To process a Jelly stream frame-by-frame, loading each as a separate RDFLib graph:

from rdflib import Dataset, Graph

# libraries to load example jelly stream data
import gzip
import urllib.request
from typing import cast, IO

from pyjelly.integrations.rdflib.parse import parse_jelly_grouped

url = "https://w3id.org/riverbench/datasets/dbpedia-live/dev/files/jelly_10K.jelly.gz"

# load, uncompress .gz file, and pass to jelly parser
with (
    urllib.request.urlopen(url) as resp,
    cast(IO[bytes], gzip.GzipFile(fileobj=resp)) as jelly_stream,
):
    graphs = parse_jelly_grouped(
        jelly_stream,
        graph_factory=lambda: Graph(),
        dataset_factory=lambda: Dataset(),
    )
    for i, graph in enumerate(graphs):
        print(f"Graph {i} in the stream has {len(graph)} triples")
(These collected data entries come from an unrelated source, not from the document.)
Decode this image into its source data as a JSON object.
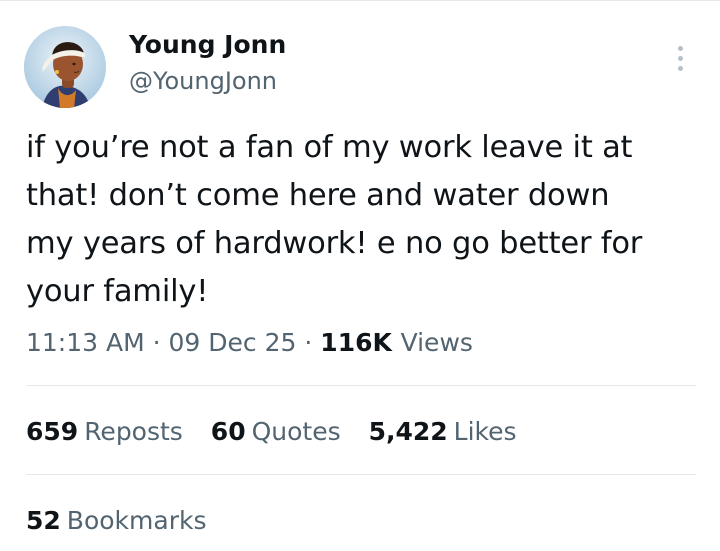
{
  "author": {
    "display_name": "Young Jonn",
    "handle": "@YoungJonn",
    "avatar_icon": "profile-portrait"
  },
  "menu": {
    "more_icon": "more-vertical-icon"
  },
  "tweet": {
    "lines": [
      "if you’re not a fan of my work leave it at",
      "that! don’t come here and water down",
      "my years of hardwork! e no go better for",
      "your family!"
    ]
  },
  "meta": {
    "time": "11:13 AM",
    "separator": "·",
    "date": "09 Dec 25",
    "views_count": "116K",
    "views_label": "Views"
  },
  "stats": {
    "reposts": {
      "count": "659",
      "label": "Reposts"
    },
    "quotes": {
      "count": "60",
      "label": "Quotes"
    },
    "likes": {
      "count": "5,422",
      "label": "Likes"
    },
    "bookmarks": {
      "count": "52",
      "label": "Bookmarks"
    }
  },
  "colors": {
    "text_primary": "#0f1419",
    "text_secondary": "#536471",
    "divider": "#e6e9ec",
    "avatar_bg": "#dfe9f1"
  }
}
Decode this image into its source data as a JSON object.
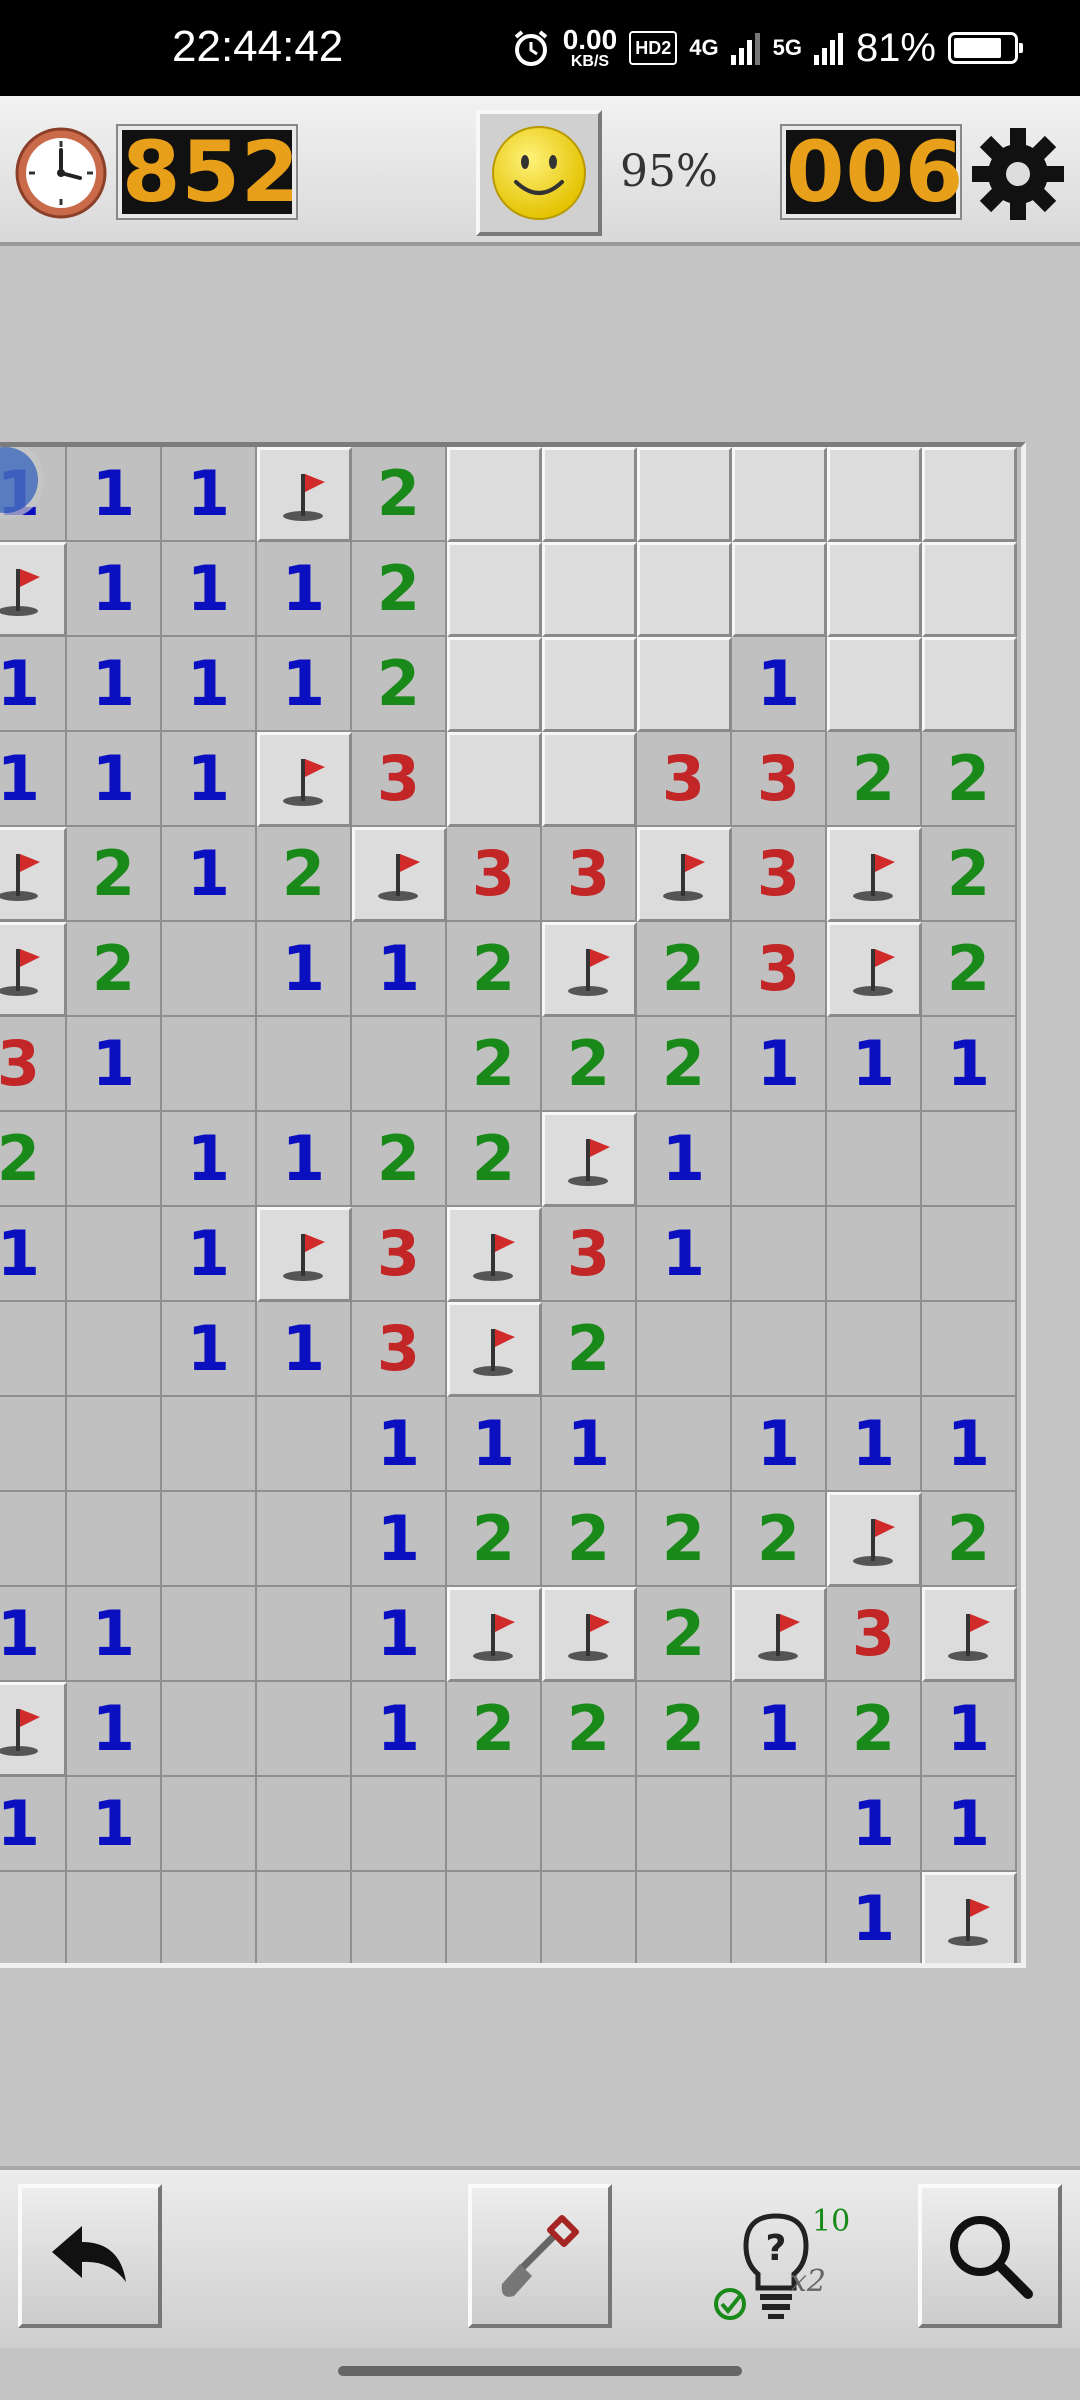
{
  "status_bar": {
    "time": "22:44:42",
    "net_speed_value": "0.00",
    "net_speed_unit": "KB/S",
    "hd_badge": "HD2",
    "net_4g": "4G",
    "net_5g": "5G",
    "battery_percent": "81%",
    "battery_level": 81,
    "icons": [
      "alarm-icon",
      "signal-icon",
      "battery-icon"
    ]
  },
  "header": {
    "timer": "852",
    "mines_left": "006",
    "progress": "95%",
    "icons": [
      "clock-icon",
      "smiley-icon",
      "gear-icon"
    ]
  },
  "board": {
    "cols": 11,
    "rows": 16,
    "legend": "H = unrevealed, F = flagged, 0 = revealed empty, 1-3 = adjacent mine count",
    "grid": [
      [
        "1",
        "1",
        "1",
        "F",
        "2",
        "H",
        "H",
        "H",
        "H",
        "H",
        "H"
      ],
      [
        "F",
        "1",
        "1",
        "1",
        "2",
        "H",
        "H",
        "H",
        "H",
        "H",
        "H"
      ],
      [
        "1",
        "1",
        "1",
        "1",
        "2",
        "H",
        "H",
        "H",
        "1",
        "H",
        "H"
      ],
      [
        "1",
        "1",
        "1",
        "F",
        "3",
        "H",
        "H",
        "3",
        "3",
        "2",
        "2"
      ],
      [
        "F",
        "2",
        "1",
        "2",
        "F",
        "3",
        "3",
        "F",
        "3",
        "F",
        "2"
      ],
      [
        "F",
        "2",
        "0",
        "1",
        "1",
        "2",
        "F",
        "2",
        "3",
        "F",
        "2"
      ],
      [
        "3",
        "1",
        "0",
        "0",
        "0",
        "2",
        "2",
        "2",
        "1",
        "1",
        "1"
      ],
      [
        "2",
        "0",
        "1",
        "1",
        "2",
        "2",
        "F",
        "1",
        "0",
        "0",
        "0"
      ],
      [
        "1",
        "0",
        "1",
        "F",
        "3",
        "F",
        "3",
        "1",
        "0",
        "0",
        "0"
      ],
      [
        "0",
        "0",
        "1",
        "1",
        "3",
        "F",
        "2",
        "0",
        "0",
        "0",
        "0"
      ],
      [
        "0",
        "0",
        "0",
        "0",
        "1",
        "1",
        "1",
        "0",
        "1",
        "1",
        "1"
      ],
      [
        "0",
        "0",
        "0",
        "0",
        "1",
        "2",
        "2",
        "2",
        "2",
        "F",
        "2"
      ],
      [
        "1",
        "1",
        "0",
        "0",
        "1",
        "F",
        "F",
        "2",
        "F",
        "3",
        "F"
      ],
      [
        "F",
        "1",
        "0",
        "0",
        "1",
        "2",
        "2",
        "2",
        "1",
        "2",
        "1"
      ],
      [
        "1",
        "1",
        "0",
        "0",
        "0",
        "0",
        "0",
        "0",
        "0",
        "1",
        "1"
      ],
      [
        "0",
        "0",
        "0",
        "0",
        "0",
        "0",
        "0",
        "0",
        "0",
        "1",
        "F"
      ]
    ]
  },
  "toolbar": {
    "hint_count": "10",
    "hint_multiplier": "x2",
    "icons": [
      "undo-icon",
      "shovel-icon",
      "hint-bulb-icon",
      "magnifier-icon"
    ]
  },
  "colors": {
    "n1": "#0a0fbf",
    "n2": "#198a19",
    "n3": "#c22626",
    "counter_digits": "#e8a01a",
    "flag": "#d12a2a"
  }
}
Because parse_jelly_grouped returns a generator, each iteration receives one graph, keeping memory usage bounded to the current frame. Thus, large datasets and live streams can be processed efficiently.

File extension support

You can generally omit the format="jelly" parameter if the file ends in .jelly – RDFLib will auto-detect the format:

from rdflib import Graph
import pyjelly.integrations.rdflib

g = Graph()
g.parse("foaf.jelly")

Warning

Unfortunately, the way this is implemented in RDFLib is a bit wonky, so it will only work if you explicitly import pyjelly.integrations.rdflib, or you used format="jelly" in the serialize() or parse() call before.